La censura consiste en la actividad estatal de control previo o de supresión posterior de contenidos publicados por cualquier medio de comunicación con motivo de lo expresado. Es por tanto un ejercicio de puro imperium del Estado.

No ya la democracia, sino ningún sistema de libertades es compatible con ninguna forma de censura purificadora por la que el poder político se erija como guardián de la verdad y del alcance de la libertad de expresión, aunque sea otorgada.

La absurda distinción entre «democracia tolerante» y «democracia militante» sirve para cercenar la libertad de expresión, cuando lo que no existe es democracia formal.

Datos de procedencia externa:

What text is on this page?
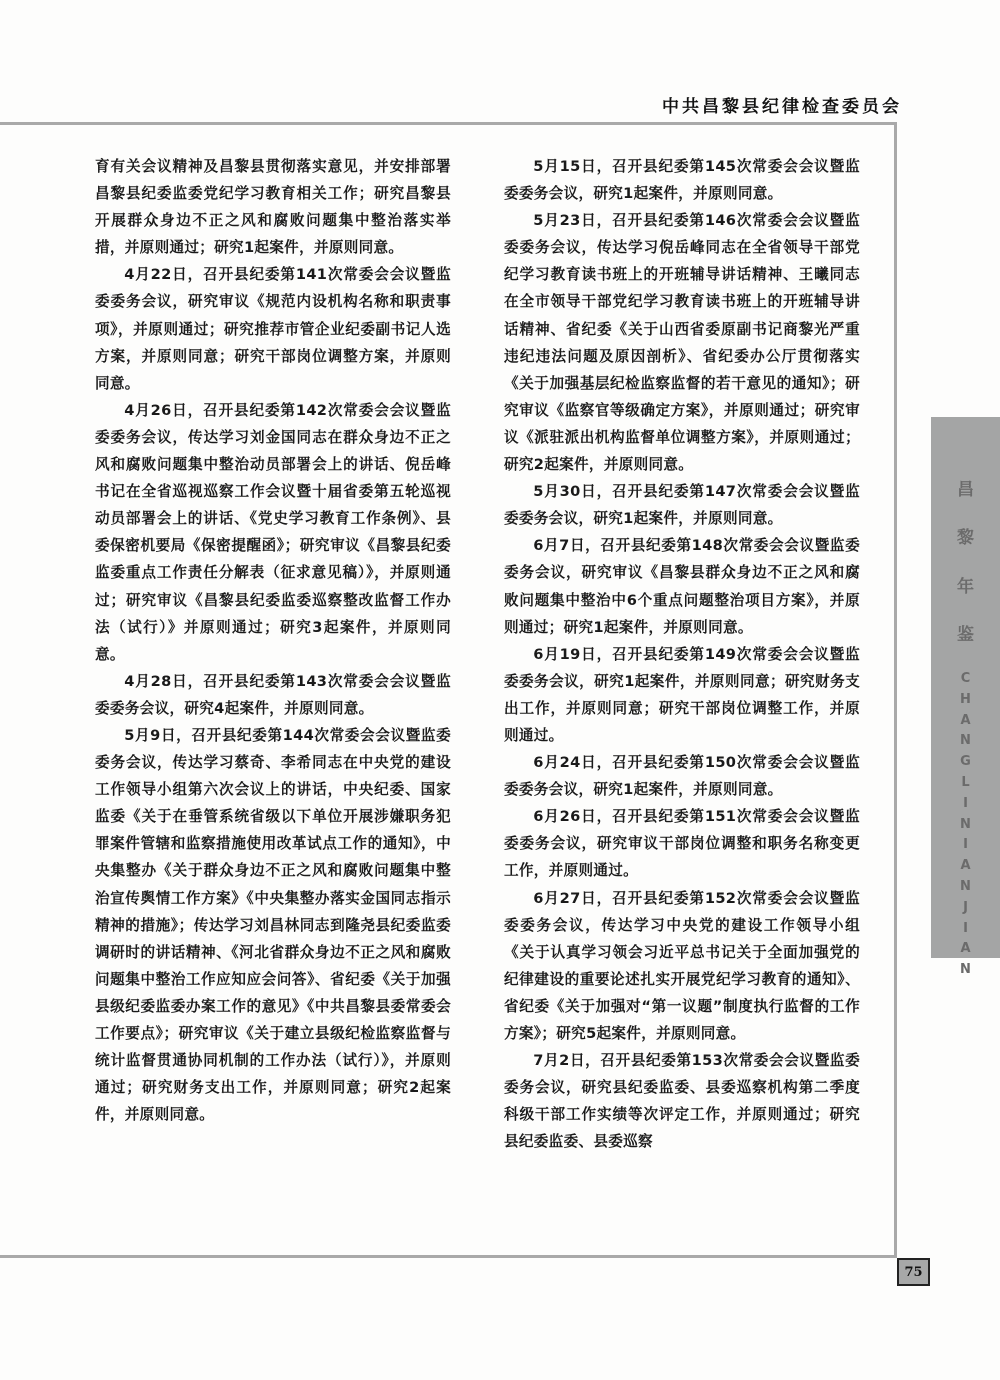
中共昌黎县纪律检查委员会

育有关会议精神及昌黎县贯彻落实意见，并安排部署昌黎县纪委监委党纪学习教育相关工作；研究昌黎县开展群众身边不正之风和腐败问题集中整治落实举措，并原则通过；研究1起案件，并原则同意。

4月22日，召开县纪委第141次常委会会议暨监委委务会议，研究审议《规范内设机构名称和职责事项》，并原则通过；研究推荐市管企业纪委副书记人选方案，并原则同意；研究干部岗位调整方案，并原则同意。

4月26日，召开县纪委第142次常委会会议暨监委委务会议，传达学习刘金国同志在群众身边不正之风和腐败问题集中整治动员部署会上的讲话、倪岳峰书记在全省巡视巡察工作会议暨十届省委第五轮巡视动员部署会上的讲话、《党史学习教育工作条例》、县委保密机要局《保密提醒函》；研究审议《昌黎县纪委监委重点工作责任分解表（征求意见稿）》，并原则通过；研究审议《昌黎县纪委监委巡察整改监督工作办法（试行）》并原则通过；研究3起案件，并原则同意。

4月28日，召开县纪委第143次常委会会议暨监委委务会议，研究4起案件，并原则同意。

5月9日，召开县纪委第144次常委会会议暨监委委务会议，传达学习蔡奇、李希同志在中央党的建设工作领导小组第六次会议上的讲话，中央纪委、国家监委《关于在垂管系统省级以下单位开展涉嫌职务犯罪案件管辖和监察措施使用改革试点工作的通知》，中央集整办《关于群众身边不正之风和腐败问题集中整治宣传舆情工作方案》《中央集整办落实金国同志指示精神的措施》；传达学习刘昌林同志到隆尧县纪委监委调研时的讲话精神、《河北省群众身边不正之风和腐败问题集中整治工作应知应会问答》、省纪委《关于加强县级纪委监委办案工作的意见》《中共昌黎县委常委会工作要点》；研究审议《关于建立县级纪检监察监督与统计监督贯通协同机制的工作办法（试行）》，并原则通过；研究财务支出工作，并原则同意；研究2起案件，并原则同意。

5月15日，召开县纪委第145次常委会会议暨监委委务会议，研究1起案件，并原则同意。

5月23日，召开县纪委第146次常委会会议暨监委委务会议，传达学习倪岳峰同志在全省领导干部党纪学习教育读书班上的开班辅导讲话精神、王曦同志在全市领导干部党纪学习教育读书班上的开班辅导讲话精神、省纪委《关于山西省委原副书记商黎光严重违纪违法问题及原因剖析》、省纪委办公厅贯彻落实《关于加强基层纪检监察监督的若干意见的通知》；研究审议《监察官等级确定方案》，并原则通过；研究审议《派驻派出机构监督单位调整方案》，并原则通过；研究2起案件，并原则同意。

5月30日，召开县纪委第147次常委会会议暨监委委务会议，研究1起案件，并原则同意。

6月7日，召开县纪委第148次常委会会议暨监委委务会议，研究审议《昌黎县群众身边不正之风和腐败问题集中整治中6个重点问题整治项目方案》，并原则通过；研究1起案件，并原则同意。

6月19日，召开县纪委第149次常委会会议暨监委委务会议，研究1起案件，并原则同意；研究财务支出工作，并原则同意；研究干部岗位调整工作，并原则通过。

6月24日，召开县纪委第150次常委会会议暨监委委务会议，研究1起案件，并原则同意。

6月26日，召开县纪委第151次常委会会议暨监委委务会议，研究审议干部岗位调整和职务名称变更工作，并原则通过。

6月27日，召开县纪委第152次常委会会议暨监委委务会议，传达学习中央党的建设工作领导小组《关于认真学习领会习近平总书记关于全面加强党的纪律建设的重要论述扎实开展党纪学习教育的通知》、省纪委《关于加强对“第一议题”制度执行监督的工作方案》；研究5起案件，并原则同意。

7月2日，召开县纪委第153次常委会会议暨监委委务会议，研究县纪委监委、县委巡察机构第二季度科级干部工作实绩等次评定工作，并原则通过；研究县纪委监委、县委巡察

昌
黎
年
鉴
C
H
A
N
G
L
I
N
I
A
N
J
I
A
N
75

Y no lo decimos quienes sostenemos esa falta de democracia como reglas de juego, sino incluso el propio Tribunal Constitucional de esta monarquía de partidos, cuando en su sentencia 6/1988 dijo ya que «las afirmaciones erróneas son inevitables en un debate libre, de tal forma que, de imponerse la verdad como condición para el reconocimiento del derecho, la única garantía de la seguridad jurídica sería el silencio».

No existe, por tanto, un bien jurídico superior que justifique la censura. Es injustificable. El esfuerzo y recompensa de identificar la mentira y la verdad, saber discriminar entre medios fiables o no, es algo tan personal como la elección de la pareja o de la dieta. Tanto como las consecuencias de esa elección.

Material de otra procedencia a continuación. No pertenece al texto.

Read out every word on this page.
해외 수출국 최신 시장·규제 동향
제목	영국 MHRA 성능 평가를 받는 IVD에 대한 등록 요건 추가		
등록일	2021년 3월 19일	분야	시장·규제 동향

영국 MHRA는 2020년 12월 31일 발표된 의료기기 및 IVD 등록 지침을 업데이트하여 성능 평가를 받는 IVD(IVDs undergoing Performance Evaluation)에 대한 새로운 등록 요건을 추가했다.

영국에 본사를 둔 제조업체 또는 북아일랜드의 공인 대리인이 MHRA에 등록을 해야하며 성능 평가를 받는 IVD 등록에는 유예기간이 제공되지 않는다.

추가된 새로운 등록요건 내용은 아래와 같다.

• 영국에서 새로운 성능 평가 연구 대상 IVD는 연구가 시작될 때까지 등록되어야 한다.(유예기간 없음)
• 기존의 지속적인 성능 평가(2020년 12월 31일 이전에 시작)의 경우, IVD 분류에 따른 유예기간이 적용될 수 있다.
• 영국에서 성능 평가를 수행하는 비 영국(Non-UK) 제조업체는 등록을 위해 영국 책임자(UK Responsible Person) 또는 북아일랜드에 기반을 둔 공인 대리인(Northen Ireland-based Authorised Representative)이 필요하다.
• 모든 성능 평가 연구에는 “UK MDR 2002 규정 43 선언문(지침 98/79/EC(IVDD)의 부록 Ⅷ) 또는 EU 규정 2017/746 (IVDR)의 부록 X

Ahora bien, y hay que distinguirlo, otra cosa distinta que se suele confundir con una acción puramente estatal como es la censura, es la negativa de ciertas empresas, ya sean editoras o titulares de redes sociales y medios de comunicación, a publicar contenidos con los que no se esté de acuerdo o que incumplan las normas que ellas mismas ponen o aplican, aun arbitrariamente.

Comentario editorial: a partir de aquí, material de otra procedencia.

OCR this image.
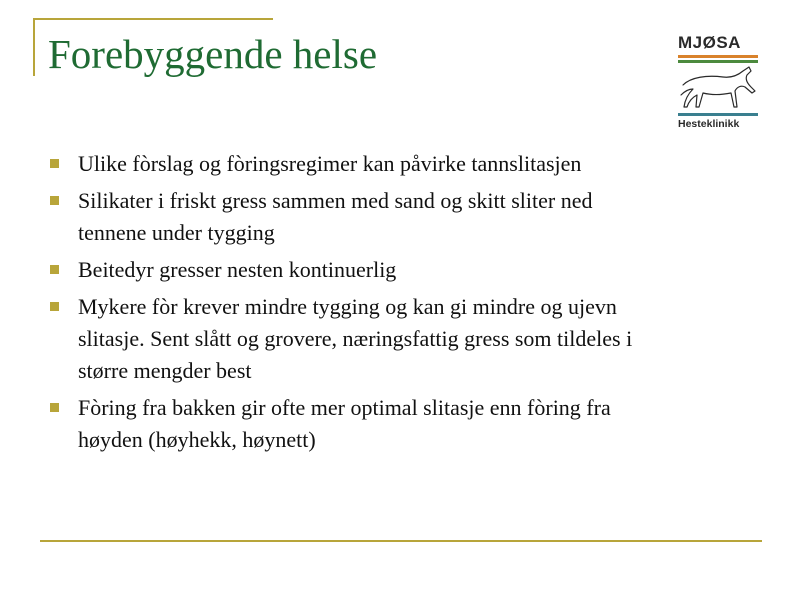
Forebyggende helse	MJØSA
Hesteklinikk
Ulike fòrslag og fòringsregimer kan påvirke tannslitasjen
Silikater i friskt gress sammen med sand og skitt sliter ned tennene under tygging
Beitedyr gresser nesten kontinuerlig
Mykere fòr krever mindre tygging og kan gi mindre og ujevn slitasje. Sent slått og grovere, næringsfattig gress som tildeles i større mengder best
Fòring fra bakken gir ofte mer optimal slitasje enn fòring fra høyden (høyhekk, høynett)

En este último caso de medios particulares que deciden no publicar ciertos contenidos por su propia decisión o «políticas», no puede hablarse de censura, sino de la vis negativa del derecho a la libertad de expresión como voluntad de no divulgar opiniones contrarias a la propia. Como dijera Ayn Rand: «La libertad de expresión de los particulares incluye el derecho a no estar de acuerdo con sus antagonistas, a no escucharlos y a no financiarlos».

Por tanto no hay censura cuando alguna red social no publica o elimina contenidos que un usuario pretende compartir, a no ser que sea por orden de la autoridad.

Cuando el juez Pedraz acordó bloquear Telegram, podría en principio considerarse un acto de censura, en tanto que la justicia es Estado. Merece la pena recordar en este punto que la justicia no es un poder político sino una función estatal, la jurisdiccional, y que solo coloquialmente puede llamarse «poder». Los poderes políticos son únicamente el legislativo y el ejecutivo. La justicia no ha de ser un «poder». Lo que tiene que ser es independiente.

Teniendo claro que la justicia es parte del aparato estatal, en el caso concreto de Pedraz hay que tener además en cuenta que su decisión inicial no consistía en el cierre o limitación de un medio por lo que dice, sino por su conducta omisiva al desobedecer una orden suya sobre la facilitación de datos que atañen a una investigación judicial en curso.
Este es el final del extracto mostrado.